On Capitol Hill, Rep. Dan Crenshaw (R-TX) used Twitter to update the public after he and other lawmakers were briefed by military officials. The three objects, he wrote, were in FAA commercial zones with no signals or navigation lights. The military is calling them UAPs or "unidentified aerial phenomenon."

"The first two UAPs were smaller, the size of an ATV, and harder to detect," the Congressman, citing the briefing, wrote. "The third resembled a balloon, and was easier for the radar to pick up."

All moved with wind currents, Crenshaw said, and they were shot down because they passed by Department of Defense facilities and posed a danger to commercial aircraft. 

Top military officials have said collecting debris from all three shoot-downs is difficult because of weather and terrain, and it’s unclear if the military is in a hurry to do so in light of leaks to the media. 

At the White House, spokesman John Kirby told reporters Tuesday collecting the debris “would certainly be of immense value” in identifying the objects, The Hill reported.

In a statement mirroring the NBC News and Fox News stories, Kirby called it a “leading explanation” that the three objects were balloons that were not military in nature.

Back at the White House, on Tuesday afternoon, a White House reporter asked Press Secretary Karine Jean Pierre if President Biden would be "embarrassed" if it turns out fighter jets were sent to "blow weather balloons out of the sky." 

"I'm not going to get ahead of any final decision yet," she replied "We just don't know.
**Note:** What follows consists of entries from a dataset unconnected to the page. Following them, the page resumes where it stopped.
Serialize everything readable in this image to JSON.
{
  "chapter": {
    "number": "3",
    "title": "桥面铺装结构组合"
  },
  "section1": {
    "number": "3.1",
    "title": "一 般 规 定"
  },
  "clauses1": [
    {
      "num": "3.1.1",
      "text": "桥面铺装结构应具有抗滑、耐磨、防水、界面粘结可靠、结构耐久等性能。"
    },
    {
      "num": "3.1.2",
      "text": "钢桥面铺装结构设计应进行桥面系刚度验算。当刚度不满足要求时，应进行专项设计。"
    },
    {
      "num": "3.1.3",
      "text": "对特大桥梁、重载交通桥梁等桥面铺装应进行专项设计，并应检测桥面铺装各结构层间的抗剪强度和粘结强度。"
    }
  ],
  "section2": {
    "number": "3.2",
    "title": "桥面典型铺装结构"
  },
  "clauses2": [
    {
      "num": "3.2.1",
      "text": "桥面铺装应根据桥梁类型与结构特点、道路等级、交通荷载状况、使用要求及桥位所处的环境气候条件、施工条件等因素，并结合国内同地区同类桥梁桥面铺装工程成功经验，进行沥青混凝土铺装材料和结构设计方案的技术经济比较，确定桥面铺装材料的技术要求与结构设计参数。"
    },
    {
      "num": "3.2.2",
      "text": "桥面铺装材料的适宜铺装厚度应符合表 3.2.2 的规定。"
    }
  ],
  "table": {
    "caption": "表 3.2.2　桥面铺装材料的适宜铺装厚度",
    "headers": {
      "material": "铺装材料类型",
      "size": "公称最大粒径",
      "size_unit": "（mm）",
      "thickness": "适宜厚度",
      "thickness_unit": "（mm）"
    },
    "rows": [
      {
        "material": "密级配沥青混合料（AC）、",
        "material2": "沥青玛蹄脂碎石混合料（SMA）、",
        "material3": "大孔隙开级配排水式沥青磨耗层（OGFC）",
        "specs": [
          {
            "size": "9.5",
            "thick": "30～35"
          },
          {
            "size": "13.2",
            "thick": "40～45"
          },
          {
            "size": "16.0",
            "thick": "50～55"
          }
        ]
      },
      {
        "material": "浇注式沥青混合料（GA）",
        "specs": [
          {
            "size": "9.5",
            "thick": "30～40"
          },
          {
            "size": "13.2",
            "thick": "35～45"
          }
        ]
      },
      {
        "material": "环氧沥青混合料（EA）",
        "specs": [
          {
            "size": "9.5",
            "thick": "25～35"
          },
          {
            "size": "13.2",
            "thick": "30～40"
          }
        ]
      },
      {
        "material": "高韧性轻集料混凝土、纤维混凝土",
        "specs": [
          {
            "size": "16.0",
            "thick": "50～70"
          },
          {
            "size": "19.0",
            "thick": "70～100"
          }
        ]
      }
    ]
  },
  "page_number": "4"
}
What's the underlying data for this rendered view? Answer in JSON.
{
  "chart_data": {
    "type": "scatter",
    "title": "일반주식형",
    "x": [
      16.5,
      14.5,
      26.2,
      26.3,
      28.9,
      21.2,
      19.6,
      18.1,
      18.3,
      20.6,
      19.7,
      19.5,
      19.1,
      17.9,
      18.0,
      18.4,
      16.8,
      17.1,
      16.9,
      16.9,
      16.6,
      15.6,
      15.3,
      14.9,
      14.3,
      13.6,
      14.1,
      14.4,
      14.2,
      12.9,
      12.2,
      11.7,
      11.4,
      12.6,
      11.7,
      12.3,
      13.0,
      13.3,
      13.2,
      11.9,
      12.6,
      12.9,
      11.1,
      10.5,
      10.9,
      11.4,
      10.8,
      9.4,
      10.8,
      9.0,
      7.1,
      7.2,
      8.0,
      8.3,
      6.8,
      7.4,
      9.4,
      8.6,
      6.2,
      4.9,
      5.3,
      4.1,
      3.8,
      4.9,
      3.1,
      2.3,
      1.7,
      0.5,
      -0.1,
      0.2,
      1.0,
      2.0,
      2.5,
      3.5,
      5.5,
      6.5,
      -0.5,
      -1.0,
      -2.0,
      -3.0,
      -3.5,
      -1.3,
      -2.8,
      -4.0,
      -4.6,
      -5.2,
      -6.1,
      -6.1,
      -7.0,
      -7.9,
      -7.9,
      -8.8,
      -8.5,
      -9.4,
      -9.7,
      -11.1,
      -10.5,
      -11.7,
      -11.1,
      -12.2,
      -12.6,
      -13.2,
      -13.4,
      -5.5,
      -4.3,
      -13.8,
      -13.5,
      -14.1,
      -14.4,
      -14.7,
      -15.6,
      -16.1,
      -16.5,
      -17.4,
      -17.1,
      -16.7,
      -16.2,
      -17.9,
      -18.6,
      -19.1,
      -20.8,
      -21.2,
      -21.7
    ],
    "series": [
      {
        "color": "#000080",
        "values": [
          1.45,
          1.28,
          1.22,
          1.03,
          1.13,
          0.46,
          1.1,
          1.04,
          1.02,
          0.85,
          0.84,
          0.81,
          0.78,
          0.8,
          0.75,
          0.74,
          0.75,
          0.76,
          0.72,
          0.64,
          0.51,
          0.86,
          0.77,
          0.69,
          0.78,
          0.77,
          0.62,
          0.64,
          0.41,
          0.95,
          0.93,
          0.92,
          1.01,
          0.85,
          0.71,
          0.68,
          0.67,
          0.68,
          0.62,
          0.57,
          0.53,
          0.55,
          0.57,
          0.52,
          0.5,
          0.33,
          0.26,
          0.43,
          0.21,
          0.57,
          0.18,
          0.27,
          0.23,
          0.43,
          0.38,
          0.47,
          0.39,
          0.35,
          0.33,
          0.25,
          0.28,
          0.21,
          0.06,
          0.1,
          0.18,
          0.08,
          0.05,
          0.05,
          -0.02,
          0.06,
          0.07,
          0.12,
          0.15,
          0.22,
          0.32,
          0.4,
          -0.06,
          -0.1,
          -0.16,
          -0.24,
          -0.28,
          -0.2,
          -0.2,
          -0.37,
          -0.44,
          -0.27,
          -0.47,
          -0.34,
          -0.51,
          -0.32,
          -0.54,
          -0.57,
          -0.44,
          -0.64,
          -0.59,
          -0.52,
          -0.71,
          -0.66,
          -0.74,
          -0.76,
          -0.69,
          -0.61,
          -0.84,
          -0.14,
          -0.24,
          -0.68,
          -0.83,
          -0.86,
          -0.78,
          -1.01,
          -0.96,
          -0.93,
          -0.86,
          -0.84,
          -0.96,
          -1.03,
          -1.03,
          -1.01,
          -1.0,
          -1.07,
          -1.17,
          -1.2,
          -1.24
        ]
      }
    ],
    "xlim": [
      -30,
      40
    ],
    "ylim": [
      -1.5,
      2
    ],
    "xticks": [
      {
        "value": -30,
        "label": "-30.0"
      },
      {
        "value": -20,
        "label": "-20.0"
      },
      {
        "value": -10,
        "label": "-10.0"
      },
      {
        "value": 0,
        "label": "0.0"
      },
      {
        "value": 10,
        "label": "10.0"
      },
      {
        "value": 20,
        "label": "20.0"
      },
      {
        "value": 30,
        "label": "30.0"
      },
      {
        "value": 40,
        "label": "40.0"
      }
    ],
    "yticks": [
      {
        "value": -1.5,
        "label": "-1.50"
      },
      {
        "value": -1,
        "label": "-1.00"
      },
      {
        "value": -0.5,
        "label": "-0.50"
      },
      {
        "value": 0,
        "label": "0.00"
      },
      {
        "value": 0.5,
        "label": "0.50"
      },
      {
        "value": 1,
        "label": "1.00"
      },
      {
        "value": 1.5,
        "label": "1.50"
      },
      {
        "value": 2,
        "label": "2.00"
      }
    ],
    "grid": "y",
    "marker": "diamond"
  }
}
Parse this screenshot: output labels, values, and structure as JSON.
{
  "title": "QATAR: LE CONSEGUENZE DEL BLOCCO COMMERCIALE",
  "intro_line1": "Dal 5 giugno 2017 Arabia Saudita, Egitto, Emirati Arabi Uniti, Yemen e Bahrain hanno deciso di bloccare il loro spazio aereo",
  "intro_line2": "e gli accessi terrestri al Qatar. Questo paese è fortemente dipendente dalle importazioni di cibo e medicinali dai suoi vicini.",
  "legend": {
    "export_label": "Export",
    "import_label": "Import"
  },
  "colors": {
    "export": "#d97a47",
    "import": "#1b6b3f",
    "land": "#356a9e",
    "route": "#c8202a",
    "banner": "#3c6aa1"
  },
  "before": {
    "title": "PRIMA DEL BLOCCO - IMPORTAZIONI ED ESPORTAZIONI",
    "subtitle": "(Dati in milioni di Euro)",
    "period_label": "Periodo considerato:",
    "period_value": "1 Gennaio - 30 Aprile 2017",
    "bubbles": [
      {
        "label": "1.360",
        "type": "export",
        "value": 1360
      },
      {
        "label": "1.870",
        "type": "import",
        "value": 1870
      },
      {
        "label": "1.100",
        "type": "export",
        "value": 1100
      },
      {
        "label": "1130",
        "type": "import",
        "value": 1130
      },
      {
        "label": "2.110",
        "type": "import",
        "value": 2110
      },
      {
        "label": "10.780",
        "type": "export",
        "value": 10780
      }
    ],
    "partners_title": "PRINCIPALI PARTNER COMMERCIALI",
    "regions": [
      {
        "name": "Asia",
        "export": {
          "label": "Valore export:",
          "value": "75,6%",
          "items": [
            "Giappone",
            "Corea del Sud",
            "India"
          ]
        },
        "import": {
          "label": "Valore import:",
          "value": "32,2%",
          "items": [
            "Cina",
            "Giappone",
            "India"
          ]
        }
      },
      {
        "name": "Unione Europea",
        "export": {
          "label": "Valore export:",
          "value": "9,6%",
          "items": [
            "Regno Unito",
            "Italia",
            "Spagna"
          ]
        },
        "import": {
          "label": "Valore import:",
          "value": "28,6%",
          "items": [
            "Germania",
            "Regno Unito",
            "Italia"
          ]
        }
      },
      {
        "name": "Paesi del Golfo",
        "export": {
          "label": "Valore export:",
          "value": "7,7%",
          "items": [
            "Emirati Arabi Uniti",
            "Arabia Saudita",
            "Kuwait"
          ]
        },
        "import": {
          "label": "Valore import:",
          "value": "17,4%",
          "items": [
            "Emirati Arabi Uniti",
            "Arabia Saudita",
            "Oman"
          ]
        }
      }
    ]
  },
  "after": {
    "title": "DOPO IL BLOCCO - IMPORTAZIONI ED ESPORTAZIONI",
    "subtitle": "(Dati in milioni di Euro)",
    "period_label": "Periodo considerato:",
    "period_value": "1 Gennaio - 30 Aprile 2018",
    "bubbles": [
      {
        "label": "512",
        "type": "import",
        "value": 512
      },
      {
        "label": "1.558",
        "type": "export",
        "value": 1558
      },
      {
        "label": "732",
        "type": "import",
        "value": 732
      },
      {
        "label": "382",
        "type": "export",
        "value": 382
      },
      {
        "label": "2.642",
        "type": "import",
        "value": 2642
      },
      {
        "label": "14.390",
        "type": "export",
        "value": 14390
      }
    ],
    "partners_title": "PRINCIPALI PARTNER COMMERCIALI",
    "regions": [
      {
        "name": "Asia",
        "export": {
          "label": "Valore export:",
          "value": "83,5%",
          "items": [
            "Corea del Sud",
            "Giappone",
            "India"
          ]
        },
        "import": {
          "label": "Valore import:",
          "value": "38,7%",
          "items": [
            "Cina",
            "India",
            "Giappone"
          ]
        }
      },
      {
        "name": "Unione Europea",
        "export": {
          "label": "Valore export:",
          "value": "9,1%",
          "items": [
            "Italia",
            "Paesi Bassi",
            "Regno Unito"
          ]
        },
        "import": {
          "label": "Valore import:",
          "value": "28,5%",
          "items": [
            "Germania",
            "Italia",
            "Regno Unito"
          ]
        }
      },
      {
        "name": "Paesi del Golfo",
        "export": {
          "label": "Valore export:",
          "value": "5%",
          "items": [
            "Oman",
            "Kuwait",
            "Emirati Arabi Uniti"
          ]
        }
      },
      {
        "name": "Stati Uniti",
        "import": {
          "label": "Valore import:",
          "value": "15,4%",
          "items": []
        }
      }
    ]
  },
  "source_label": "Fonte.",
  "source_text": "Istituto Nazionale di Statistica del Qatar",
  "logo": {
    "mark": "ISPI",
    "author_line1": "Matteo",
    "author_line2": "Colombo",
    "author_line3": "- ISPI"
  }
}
We just don't know."

Pressed by the reporter about Biden being embarrassed, Jean Pierre said President Biden "took action to make sure that our air space, civilian air space, was safe."

Regarding the first downed balloon, China has admitted that aircraft belonged to it but described it as a weather research balloon. If it was a spy balloon, and China attached high-tech gear to it, then the Chinese Communist Party cannot be happy the U.S. is poring over its equipment right now.

“Last week provided the United States with a unique opportunity,” a Pentagon official boasted to Time, “to learn a lot more about the Chinese surveillance balloon program…”

A week later, that boasting was nowhere to be found at the Pentagon and the White House. 

While it's too soon to "definitively" say what the three objects are without examining the debris, Kirby told reporters Tuesday, "we haven’t seen any indication, or anything that points specifically, to the idea that these three objects were part of the [China’s] spy balloon program, or that they were definitively involved in external intelligence collection efforts." 

Editor's Note: This story has been updated with comments made by Karine Jean Pierre, the White House press secretary, Tuesday.